The institute, affiliated to the Earth Charter Initiative, is a resource and training center for the promotion of Human Rights Education and Sustainable Development Education.

“I want to train about 100 youth from the families of migrants, domestic workers, street dwellers so that they can express their achievements and grievances first hand,” Brother Theckanath, who had served as the Central India provincial of the Montfort Brothers of St Gabriel for six years, told Matters India .

At present, he and his team from MSI work with urban poor: domestic workers, waste collectors, transgender community, children in the slums.

“We also have a trade union of garbage collectors.
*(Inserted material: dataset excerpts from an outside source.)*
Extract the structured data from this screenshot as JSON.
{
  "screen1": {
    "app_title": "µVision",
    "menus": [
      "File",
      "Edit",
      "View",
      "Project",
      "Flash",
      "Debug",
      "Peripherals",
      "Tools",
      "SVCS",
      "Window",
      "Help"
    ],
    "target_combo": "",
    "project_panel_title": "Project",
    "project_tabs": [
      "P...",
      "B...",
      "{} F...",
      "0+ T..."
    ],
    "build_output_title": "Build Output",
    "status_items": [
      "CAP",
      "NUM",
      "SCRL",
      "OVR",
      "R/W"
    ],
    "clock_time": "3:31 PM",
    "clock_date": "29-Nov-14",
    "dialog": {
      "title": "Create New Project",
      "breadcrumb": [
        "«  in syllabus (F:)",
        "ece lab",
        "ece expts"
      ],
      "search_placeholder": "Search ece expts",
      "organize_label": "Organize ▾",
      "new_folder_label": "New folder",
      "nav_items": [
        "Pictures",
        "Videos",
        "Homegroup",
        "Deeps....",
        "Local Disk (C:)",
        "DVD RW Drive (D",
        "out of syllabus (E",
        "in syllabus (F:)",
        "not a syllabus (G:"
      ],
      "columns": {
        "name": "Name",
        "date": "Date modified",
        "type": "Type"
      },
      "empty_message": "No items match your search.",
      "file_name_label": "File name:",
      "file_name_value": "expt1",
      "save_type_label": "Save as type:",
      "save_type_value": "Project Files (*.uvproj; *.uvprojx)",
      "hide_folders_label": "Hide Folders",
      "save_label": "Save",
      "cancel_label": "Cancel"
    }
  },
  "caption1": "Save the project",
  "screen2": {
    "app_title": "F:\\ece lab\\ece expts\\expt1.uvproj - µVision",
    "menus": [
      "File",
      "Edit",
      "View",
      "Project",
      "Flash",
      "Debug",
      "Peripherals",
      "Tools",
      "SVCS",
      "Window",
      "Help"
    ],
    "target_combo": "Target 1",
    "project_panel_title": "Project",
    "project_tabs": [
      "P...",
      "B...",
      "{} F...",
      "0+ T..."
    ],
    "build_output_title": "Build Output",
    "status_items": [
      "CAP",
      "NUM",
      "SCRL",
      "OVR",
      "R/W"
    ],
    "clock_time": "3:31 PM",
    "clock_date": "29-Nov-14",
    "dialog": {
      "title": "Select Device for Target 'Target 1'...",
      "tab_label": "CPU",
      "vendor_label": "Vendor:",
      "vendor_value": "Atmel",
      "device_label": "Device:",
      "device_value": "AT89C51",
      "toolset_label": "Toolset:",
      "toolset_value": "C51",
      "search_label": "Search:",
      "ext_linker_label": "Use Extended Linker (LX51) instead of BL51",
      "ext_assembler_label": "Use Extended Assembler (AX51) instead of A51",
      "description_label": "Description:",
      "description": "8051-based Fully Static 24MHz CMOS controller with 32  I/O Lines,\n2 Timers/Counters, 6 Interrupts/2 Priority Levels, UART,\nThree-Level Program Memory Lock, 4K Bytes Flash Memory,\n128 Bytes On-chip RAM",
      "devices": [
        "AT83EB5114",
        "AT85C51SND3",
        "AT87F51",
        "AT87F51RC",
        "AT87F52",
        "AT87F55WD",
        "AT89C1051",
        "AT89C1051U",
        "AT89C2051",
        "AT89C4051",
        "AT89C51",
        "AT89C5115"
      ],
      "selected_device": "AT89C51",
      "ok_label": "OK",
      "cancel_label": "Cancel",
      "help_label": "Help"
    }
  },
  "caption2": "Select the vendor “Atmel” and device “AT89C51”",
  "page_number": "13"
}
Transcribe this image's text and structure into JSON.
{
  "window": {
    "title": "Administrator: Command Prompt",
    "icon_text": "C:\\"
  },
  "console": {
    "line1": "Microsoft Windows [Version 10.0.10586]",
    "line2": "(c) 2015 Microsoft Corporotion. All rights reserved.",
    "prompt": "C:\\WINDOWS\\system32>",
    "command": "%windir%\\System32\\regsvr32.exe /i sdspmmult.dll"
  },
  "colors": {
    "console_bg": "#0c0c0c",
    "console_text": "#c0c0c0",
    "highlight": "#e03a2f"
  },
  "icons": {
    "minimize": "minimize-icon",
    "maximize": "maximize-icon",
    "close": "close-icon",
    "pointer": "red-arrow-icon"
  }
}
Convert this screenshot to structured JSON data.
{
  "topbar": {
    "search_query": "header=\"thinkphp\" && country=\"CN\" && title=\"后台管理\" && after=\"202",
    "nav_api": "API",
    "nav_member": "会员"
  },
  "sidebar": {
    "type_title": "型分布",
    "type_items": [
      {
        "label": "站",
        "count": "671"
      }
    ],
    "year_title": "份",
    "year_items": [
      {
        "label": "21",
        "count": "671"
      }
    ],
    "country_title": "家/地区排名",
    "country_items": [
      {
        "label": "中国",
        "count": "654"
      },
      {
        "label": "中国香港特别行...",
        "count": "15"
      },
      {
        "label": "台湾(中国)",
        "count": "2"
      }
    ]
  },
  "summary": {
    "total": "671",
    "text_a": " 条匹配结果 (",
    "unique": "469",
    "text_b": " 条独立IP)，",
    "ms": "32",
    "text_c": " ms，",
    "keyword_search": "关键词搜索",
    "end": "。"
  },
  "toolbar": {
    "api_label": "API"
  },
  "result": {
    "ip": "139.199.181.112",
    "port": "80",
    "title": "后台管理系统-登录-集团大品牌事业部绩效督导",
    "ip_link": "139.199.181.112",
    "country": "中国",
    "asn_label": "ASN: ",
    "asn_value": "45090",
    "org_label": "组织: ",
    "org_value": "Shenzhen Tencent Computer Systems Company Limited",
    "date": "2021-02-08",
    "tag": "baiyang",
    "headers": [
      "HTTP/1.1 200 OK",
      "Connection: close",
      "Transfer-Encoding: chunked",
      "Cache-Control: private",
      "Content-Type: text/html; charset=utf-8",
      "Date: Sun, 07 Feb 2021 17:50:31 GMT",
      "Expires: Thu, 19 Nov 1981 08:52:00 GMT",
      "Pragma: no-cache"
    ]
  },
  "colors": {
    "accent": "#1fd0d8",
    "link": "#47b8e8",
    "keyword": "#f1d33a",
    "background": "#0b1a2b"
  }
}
So, the idea behind this studio is to get the voice of the voiceless heard, in the mainstream media,” said Brother Theckanath, who has lived in the slums of Pune and Old City of Hyderabad for more than several years.

He has also founded the People’s Initiative Network in Hyderabad and directed it for 11 years until 2001, launched in 1997 the Campaign for Housing and Tenurial Rights in Hyderabad, both organizations working for the promotion and protection of the rights of the urban poor.

Brother Theckanath says the urban poor build the cities, provide the services necessary to make the lives of middle class and upper class at comfortable and extremely subsidised price.

“So, we want to create a media network from the bottom. Then they become reporters of the good news and bad news they experience in their life. So that their contribution to society is recognised and heard,” explained the Brother who has led the MSI as its director for the past 15 years.

Reflecting on “what is the future of religious life,” he says, “The current forms of religious life and mission we have inherited in the past 300 to400 years is on the decline. Soon it might disappear. New forms of committed religious life are emerging. I also want to explore their direction and communicate the finding through the media,” he added.

The social activist religious holds Master’s degrees in Philosophy from Hyderabad’s Osmania University and in International Law and Human Rights (United Nations University for Peace, San Jose, Costa Rica) and an M. Phil in Development Studies from Hyderabad.

He is a member of the Task Force of the federal Ministry of Labor on Domestic Workers. He is also the co-convener of the National Forum for Housing Rights, an umbrella organization of the housing rights movements in different cities in India.

All this has convinced him to use the studio also as a means to listen to people. “There are people who have made their spiritual journeys within. They may be from different religions, may be those who do not believe in any religions, but have dared to make their spiritual journeys within and made a difference in society. We want to tell their stories too.”

Brother Theckanath has presented papers in international conferences, was a delegate from India to the 99th International Labor Conference of the ILO, Geneva, in 2010.

He was conferred the ‘Jewell of India Award’ and ‘Rashtriya Vidya Gaurav Gold Medal’ for outstanding contribution to national integration and education, on April 6, 2016, at the Indian Society for International Law, New Delhi.

He is a native of Chengamanad, a small town on the banks of the river Periyar in Aluva, Ernakulam district in Kerala, another southern India state.